Barmes deal makes no sense for Bucs

Time to catch up on a few deals from the last few days.

The Pittsburgh Pirates giving two years and $10.5 million to Clint Barmes was the head-scratcher of the week, as Pirates fans must have felt like they were being haunted by the ghost of Pat Meares.

Barmes can play an average shortstop, for now, but his at-bats are arguments for nihilism. Barmes spent all of his career prior to 2011 with the Colorado Rockies, then spent a year at the Houston Astros' Minute Maid Park, a good park for right-handed hitters.

Removing his nine intentional walks -- and really, the managers who saw fit to walk Barmes should be sent back to Remedial Managing 101 -- Barmes has a career road line of .230/.272/.361. And at 33 years old in 2012, he's much more likely to get worse on offense and defense than he is to get better. I wouldn't want to give him a spot on the 40-man roster, let alone guarantee him over $10 million for two seasons of outs. The Pirates declined a one-year, $3 million option on Ronny Cedeno; even if they think Barmes will be better in 2012 than Cedeno (I disagree), they would have been better off with the shorter, less expensive commitment.
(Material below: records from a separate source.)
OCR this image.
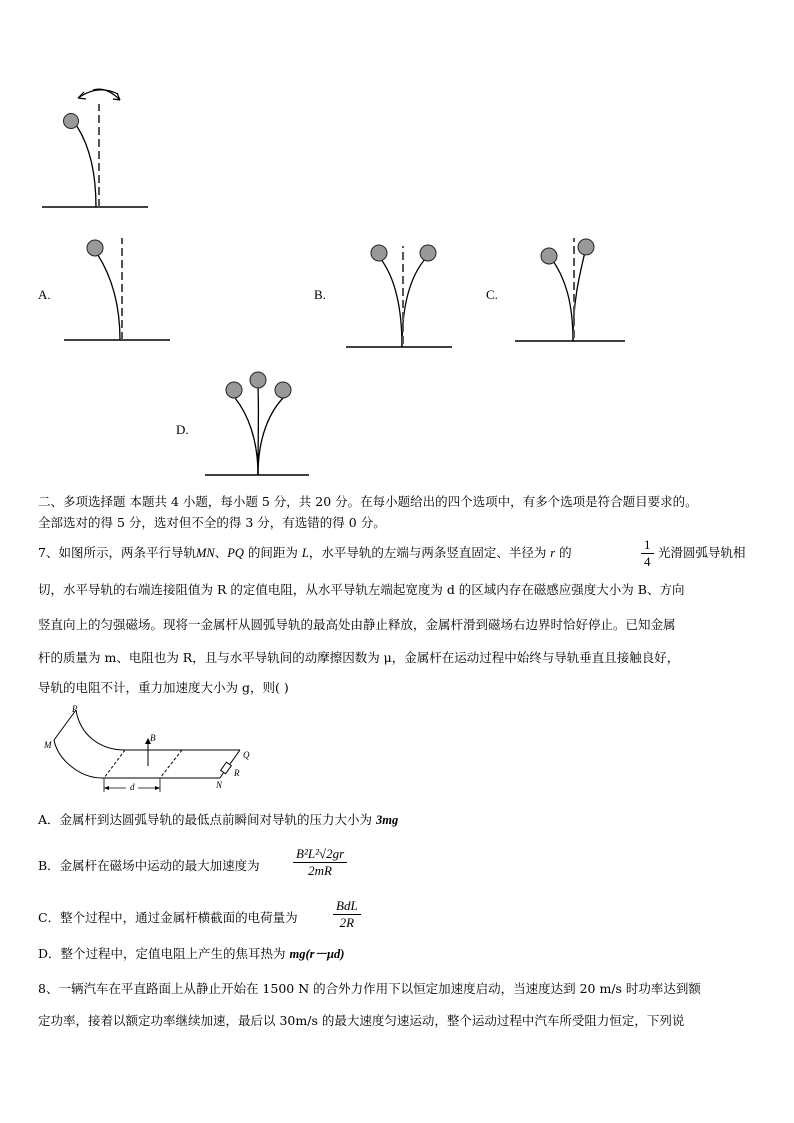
A.	B.	C.
D.
二、多项选择题 本题共 4 小题，每小题 5 分，共 20 分。在每小题给出的四个选项中，有多个选项是符合题目要求的。
全部选对的得 5 分，选对但不全的得 3 分，有选错的得 0 分。
7、如图所示，两条平行导轨MN、PQ 的间距为 L，水平导轨的左端与两条竖直固定、半径为 r 的	$\frac{1}{4}$ 光滑圆弧导轨相
切，水平导轨的右端连接阻值为 R 的定值电阻，从水平导轨左端起宽度为 d 的区域内存在磁感应强度大小为 B、方向
竖直向上的匀强磁场。现将一金属杆从圆弧导轨的最高处由静止释放，金属杆滑到磁场右边界时恰好停止。已知金属
杆的质量为 m、电阻也为 R，且与水平导轨间的动摩擦因数为 μ，金属杆在运动过程中始终与导轨垂直且接触良好，
导轨的电阻不计，重力加速度大小为 g，则( )
P
M
B
Q
R
N
d
A．金属杆到达圆弧导轨的最低点前瞬间对导轨的压力大小为 3mg
B．金属杆在磁场中运动的最大加速度为	$\frac{\text{B²L²√2gr}}{2mR}$
C．整个过程中，通过金属杆横截面的电荷量为
BdL
2R
D．整个过程中，定值电阻上产生的焦耳热为 mg(r－μd)
8、一辆汽车在平直路面上从静止开始在 1500 N 的合外力作用下以恒定加速度启动，当速度达到 20 m/s 时功率达到额
定功率，接着以额定功率继续加速，最后以 30m/s 的最大速度匀速运动，整个运动过程中汽车所受阻力恒定，下列说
The Minnesota Twins signed Ryan Doumit to a one-year, $3 million deal over the weekend, and that represents great value for the money. Doumit, who was No. 29 in my free-agent rankings, has shown that he can hit when he's healthy, and the Twins are so sufficiently starved for offense that he's a great addition if they can keep him on the field. But there's a significant unanswered question about where he'll play; if they believe he's a backup or time-sharing partner for Joe Mauer, I'm afraid they won't get the value they're expecting.

Doumit has posted a .280/.337/.454 composite line over the last five years, although he's not as selective as he would need to be to profile as more than an average regular at any position he can conceivably play. He's a switch-hitter who's stronger from the left side but capable enough either way that he doesn't need a platoon partner; his only real weakness is against pitchers who can change speeds effectively.

But Doumit has two problems behind the dish. One is that it's the most punishing position on the diamond, and Doumit has had trouble staying healthy at any position, only playing 100 games in a season twice, so asking him to be any kind of serious backup to Mauer is asking for trouble. The other is that Doumit is brutal behind the plate in every aspect of catching that matters.

Primary backup Drew Butera is a good defensive catcher but below replacement-level as a hitter, so I can see the temptation to use Doumit more, but the costs involved are too high. If the Twins instead hope to use Doumit as their primary DH with occasional stints at first or in left, or maybe 10-15 starts behind the plate, he should be a bargain for them, giving them back a little bit of the offense they'll lose as Michael Cuddyer and Jason Kubel leave.

The Philadelphia Phillies acquired Ty Wigginton from the Rockies for cash or a player to be named later. Wigginton is now 34 years old and four years removed from a stone-fluke season in Houston in which he hit .343/.390/.691 at home (again, a great park for right-handed hitters); since that year, he has a composite line of .254/.310/.411 (removing IBB), and that includes a handful of at-bats in Coors Field in 2011. He can play six positions, all of them poorly.

If this does indeed end the Phillies' pursuit of Cuddyer, they have avoided a risky long-term commitment but are the worse team for it in 2012, as Wigginton shouldn't receive any kind of regular playing time and won't hit, hit for power or get on base as well as Cuddyer would. For the Rockies, this small bit of salary relief must have seemed like a gift from the gods, as Wigginton looked more like a future DFA candidate than a tradeable asset.